Phinisee has explained the general nature of the testimony he would give with respect to the homicide charge, including how he felt physically and mentally the morning of the accident and what he did to avoid the collision.   We agree that such details could constitute important testimony.  However, his assertion that he has a strong need to refrain from testifying on the obstruction charge is based on conclusory allegations that he could incriminate himself if cross-examined regarding the obstruction charge and prejudice could result.  Phinisee offers no explanation of what specific questions might trigger this problem or why other remedies such as a cautionary instruction would be inadequate to deal with the situation.  Rather, Phinisee’s argument seems to rely upon the erroneous assumption that evidence of his arguably recent marijuana use and false statement to the police would be inadmissible in the negligence trial if the charges were separated.  Since that is not the case, the defendant would face the same cross-examination dilemma in a separate negligence trial as he would in a joint trial.

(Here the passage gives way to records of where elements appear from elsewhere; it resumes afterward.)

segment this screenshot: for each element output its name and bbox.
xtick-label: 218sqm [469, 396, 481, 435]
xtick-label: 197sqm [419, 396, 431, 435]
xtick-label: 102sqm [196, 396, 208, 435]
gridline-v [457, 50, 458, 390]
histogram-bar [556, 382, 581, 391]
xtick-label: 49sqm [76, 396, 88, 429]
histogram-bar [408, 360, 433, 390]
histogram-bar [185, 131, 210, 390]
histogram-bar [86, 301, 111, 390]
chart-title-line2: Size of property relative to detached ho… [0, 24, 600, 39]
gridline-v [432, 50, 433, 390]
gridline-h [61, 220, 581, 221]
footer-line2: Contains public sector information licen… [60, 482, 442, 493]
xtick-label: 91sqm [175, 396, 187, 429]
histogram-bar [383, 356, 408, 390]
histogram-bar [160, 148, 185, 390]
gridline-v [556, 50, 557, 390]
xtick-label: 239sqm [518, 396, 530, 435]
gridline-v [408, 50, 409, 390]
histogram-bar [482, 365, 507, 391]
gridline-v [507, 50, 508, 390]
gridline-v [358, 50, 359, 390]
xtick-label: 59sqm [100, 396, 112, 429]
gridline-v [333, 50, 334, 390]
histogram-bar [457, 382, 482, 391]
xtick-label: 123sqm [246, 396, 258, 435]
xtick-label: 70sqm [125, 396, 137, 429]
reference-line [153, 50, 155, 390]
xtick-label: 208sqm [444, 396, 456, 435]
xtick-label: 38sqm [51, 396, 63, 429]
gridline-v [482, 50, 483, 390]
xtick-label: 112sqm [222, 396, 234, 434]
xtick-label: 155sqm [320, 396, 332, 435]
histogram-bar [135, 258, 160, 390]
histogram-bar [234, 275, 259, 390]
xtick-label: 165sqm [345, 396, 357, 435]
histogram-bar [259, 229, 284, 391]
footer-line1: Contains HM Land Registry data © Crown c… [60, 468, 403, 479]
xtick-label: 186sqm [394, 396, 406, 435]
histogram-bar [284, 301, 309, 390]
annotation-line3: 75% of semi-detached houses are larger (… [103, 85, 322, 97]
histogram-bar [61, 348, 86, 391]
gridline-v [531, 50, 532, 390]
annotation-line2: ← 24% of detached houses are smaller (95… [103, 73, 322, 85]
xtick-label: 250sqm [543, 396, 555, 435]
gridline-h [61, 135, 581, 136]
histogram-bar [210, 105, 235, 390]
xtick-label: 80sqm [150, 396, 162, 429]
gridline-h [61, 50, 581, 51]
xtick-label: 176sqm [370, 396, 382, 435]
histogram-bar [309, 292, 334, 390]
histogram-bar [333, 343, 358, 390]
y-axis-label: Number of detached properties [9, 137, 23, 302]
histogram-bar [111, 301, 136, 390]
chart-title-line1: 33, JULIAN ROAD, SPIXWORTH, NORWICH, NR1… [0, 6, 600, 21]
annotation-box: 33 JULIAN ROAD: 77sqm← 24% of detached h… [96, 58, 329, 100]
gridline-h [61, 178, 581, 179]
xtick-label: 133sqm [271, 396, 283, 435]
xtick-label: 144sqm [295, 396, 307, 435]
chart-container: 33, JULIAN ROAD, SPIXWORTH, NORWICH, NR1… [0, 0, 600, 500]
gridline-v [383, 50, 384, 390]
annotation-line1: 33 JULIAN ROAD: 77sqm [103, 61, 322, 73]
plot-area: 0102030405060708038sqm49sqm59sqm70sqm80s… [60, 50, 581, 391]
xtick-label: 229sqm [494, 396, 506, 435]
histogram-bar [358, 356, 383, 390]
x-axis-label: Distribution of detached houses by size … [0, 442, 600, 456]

Phinisee also asserts that the trial court failed to exercise its discretion on this point because it was operating under the erroneous impression that a defendant’s desire to testify on one charge, but not another, could never provide a basis for severance.  However, the trial court’s decision could also be read to mean that a defendant’s desire to testify on just one count is not by itself a sufficient basis for severance.  Since Phinisee did not provide the trial court with more specific factors, he was not entitled to have the trial court consider anything more.

Finally, there is nothing in the record to support Phinisee’s claim that he will suffer racial discrimination if the charges are not severed.  The trial court properly exercised its discretion when it denied his motion for severance.

By the Court.—Orders affirmed.

This opinion will not be published in the official reports.  See Rule 809.23(1)(b)5, Stats.

 


 



[1]   This court granted Phinisee’s petiton for leave to appeal and for a stay on April 10, 1997.

[2]   The State offered expert testimony at the preliminary hearing that the THC in Phinisee’s blood had the potential to impair his driving ability.  The expert stated that the time frame for ingestion ranged from about two to twelve hours prior to testing, and that marijuana tends to impair balance, muscle strength and reflex time within the first twenty minutes after ingestion.